I....am unwell nothing here works for me anymore, I just want your forgiveness I just want you to help me end this feeling I want you to know that I just asked my friends for help and I told them what happened I didnt mean for it to end up this way I called your mom because I thought you would have been in Florida or even told her what's going on I worry about you I told you this I always worry about you because when you come back your even more messed up then you were when you left that's why I would say no certain objects or how I didnt want you to work till you were ready I know you I know your body I know your mental state and like I said I wanted to try to get you completely better yea Washington isn't a good place but it wasnt suppose to be permanent it was just till I graduated college I told you we were going to the east coast which I still want to take you, and i worked hard to get us there that's why I said I needed 3 weeks to get the money because i wasnt working 5 days but once i did I would have had the money for us to get tickets and be well off till I find work. I think we do love each other and we both want to make it work well that's what I think. I want to be able to see you again to talk to you. I want you to know how
Much pain I am in without you, when you were here or even in my life, everything went well.

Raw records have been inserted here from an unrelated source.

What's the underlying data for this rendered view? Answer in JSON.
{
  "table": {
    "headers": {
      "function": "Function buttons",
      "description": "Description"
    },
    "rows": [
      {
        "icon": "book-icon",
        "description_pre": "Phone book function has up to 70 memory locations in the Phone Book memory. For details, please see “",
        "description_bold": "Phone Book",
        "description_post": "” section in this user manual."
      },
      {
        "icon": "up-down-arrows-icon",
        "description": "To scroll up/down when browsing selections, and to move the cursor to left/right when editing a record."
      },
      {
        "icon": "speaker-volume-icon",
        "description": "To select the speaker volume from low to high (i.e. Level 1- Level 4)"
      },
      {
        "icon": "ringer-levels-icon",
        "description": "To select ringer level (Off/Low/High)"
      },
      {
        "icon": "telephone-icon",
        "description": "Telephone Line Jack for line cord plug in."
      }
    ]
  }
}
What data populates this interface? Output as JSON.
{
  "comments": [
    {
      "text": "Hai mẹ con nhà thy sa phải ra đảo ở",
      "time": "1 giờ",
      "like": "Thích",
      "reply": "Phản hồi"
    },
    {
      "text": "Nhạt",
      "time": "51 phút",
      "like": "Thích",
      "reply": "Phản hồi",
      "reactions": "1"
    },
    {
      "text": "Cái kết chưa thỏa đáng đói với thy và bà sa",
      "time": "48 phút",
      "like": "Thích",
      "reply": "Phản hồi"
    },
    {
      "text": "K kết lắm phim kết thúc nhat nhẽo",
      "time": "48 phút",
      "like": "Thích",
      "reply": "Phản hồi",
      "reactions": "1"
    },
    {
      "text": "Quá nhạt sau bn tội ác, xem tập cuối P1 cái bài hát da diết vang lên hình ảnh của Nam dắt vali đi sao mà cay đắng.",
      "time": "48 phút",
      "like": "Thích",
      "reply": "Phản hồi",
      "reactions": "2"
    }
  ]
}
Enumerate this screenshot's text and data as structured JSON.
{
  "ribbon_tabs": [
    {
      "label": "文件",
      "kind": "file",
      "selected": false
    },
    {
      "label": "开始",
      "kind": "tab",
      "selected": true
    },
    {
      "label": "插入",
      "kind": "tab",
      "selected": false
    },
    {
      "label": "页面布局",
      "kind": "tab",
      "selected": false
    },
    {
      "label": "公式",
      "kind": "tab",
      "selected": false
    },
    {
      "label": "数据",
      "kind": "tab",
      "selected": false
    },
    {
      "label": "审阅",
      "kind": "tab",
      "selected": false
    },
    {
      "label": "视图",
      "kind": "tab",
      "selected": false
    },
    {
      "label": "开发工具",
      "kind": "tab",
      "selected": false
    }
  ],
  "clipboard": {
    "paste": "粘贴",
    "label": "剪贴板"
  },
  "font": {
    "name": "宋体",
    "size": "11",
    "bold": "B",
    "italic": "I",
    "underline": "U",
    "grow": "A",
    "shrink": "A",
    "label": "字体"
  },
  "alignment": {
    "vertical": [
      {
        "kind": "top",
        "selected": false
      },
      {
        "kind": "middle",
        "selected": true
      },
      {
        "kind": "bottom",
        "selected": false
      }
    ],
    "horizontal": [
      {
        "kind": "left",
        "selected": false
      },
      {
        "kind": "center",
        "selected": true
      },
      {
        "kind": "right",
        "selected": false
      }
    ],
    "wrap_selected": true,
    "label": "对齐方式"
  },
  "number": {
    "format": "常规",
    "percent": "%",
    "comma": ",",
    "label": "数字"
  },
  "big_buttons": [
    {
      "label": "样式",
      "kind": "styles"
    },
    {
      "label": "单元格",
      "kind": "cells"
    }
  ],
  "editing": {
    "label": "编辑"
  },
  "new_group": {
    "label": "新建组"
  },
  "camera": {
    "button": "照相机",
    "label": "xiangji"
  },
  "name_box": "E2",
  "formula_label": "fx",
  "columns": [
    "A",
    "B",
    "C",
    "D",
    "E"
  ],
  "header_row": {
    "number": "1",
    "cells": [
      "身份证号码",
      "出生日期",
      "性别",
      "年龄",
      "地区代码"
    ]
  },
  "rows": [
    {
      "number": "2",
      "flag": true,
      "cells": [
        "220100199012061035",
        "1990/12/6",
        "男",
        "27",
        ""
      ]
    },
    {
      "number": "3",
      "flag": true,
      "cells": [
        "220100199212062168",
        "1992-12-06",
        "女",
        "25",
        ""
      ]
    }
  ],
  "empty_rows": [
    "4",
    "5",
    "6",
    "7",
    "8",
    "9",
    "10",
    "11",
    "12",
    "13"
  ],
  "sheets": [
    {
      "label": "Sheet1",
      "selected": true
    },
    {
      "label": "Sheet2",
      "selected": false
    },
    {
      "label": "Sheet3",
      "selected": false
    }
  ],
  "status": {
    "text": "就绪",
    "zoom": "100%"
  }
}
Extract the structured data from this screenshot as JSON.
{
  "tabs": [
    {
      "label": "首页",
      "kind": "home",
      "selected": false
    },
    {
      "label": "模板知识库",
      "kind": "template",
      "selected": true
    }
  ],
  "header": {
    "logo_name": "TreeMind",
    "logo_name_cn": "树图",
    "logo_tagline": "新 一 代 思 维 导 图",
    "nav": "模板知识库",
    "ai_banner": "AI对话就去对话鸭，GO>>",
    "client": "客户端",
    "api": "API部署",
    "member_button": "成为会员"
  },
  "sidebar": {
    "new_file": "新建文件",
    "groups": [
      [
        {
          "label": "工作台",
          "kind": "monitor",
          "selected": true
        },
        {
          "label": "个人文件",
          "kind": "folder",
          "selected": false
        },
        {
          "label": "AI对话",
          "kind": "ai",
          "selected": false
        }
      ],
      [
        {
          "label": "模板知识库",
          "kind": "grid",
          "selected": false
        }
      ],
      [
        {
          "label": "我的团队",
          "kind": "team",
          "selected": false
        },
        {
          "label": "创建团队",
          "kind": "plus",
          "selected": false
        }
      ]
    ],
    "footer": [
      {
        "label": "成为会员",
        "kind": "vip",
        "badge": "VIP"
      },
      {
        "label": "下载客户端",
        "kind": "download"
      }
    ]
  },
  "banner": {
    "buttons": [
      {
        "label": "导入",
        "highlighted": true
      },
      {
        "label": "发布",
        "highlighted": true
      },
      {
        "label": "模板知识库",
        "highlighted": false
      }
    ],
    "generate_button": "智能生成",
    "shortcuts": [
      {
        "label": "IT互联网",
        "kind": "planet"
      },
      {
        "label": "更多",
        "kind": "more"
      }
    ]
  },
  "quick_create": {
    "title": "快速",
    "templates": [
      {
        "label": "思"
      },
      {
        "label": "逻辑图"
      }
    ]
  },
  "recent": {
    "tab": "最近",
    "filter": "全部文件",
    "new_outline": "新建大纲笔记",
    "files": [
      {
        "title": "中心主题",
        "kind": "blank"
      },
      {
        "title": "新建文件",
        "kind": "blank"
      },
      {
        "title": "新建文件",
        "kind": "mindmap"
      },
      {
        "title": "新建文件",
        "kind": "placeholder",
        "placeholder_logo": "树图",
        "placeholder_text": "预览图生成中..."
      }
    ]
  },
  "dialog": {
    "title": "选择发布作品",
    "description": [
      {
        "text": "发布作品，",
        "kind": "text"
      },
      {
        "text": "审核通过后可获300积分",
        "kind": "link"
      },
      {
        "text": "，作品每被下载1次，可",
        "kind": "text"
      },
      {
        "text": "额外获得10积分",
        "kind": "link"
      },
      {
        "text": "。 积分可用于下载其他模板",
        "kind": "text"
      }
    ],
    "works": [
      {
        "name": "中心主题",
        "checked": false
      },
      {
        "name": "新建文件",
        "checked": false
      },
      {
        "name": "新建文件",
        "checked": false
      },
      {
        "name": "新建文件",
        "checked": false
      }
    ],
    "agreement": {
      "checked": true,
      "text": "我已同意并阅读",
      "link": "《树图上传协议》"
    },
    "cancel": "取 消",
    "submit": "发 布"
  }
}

Or even perfect because your my angel, my guardian angel. You are so much to me, my best friend like you said, I mean this toxic relationship is because we have a lot of unnecessary stuff going on. That's why I left my family because I just want....you i literally have nothing other then you and smokey or I had you.
My body honestly isn't holding up well. But anyway. I hope your doing well. I never wanted to ruin anything you have or take stuff away. I wanted to add to it I wanted to watch you achieve so much I know your Hope's and dreams and i want to help you achieve them as a thank you for letting me spend the rest of my life with you. But i guess i have to wait again to finally finish up the rest of my life with you.
I dont always say I keep my eyes on you just to see who your dating it's because i need to make sure your not dying your not breaking even more. Yet you always see me as everyone else that does you wrong. I told you I would always watch over you. I told you that when we first met I said it constantly yea people dont get it or understand it but I am a man of my word. If I promise someone something I will keep it no matter what. I promised to take care of you matter what something you made me promise to. That's why I try to keep my eyes on you, because I care about you even when you thought you were obese I love you, you and your anxieties, that's what makes me love you more because your different you dont try to be like everyone else though you want to be I think your perfect because we bring out the best and worst in each other. So that's why I watch over you it's because i only care about you.
Please be ok and please dont forget about me though you say you cant I just pray that you will talk to me soon so we can get away and start over.
So yea I love you and I'll be here when you need me. I'll do what I can to get better but idk I'll think of sonething.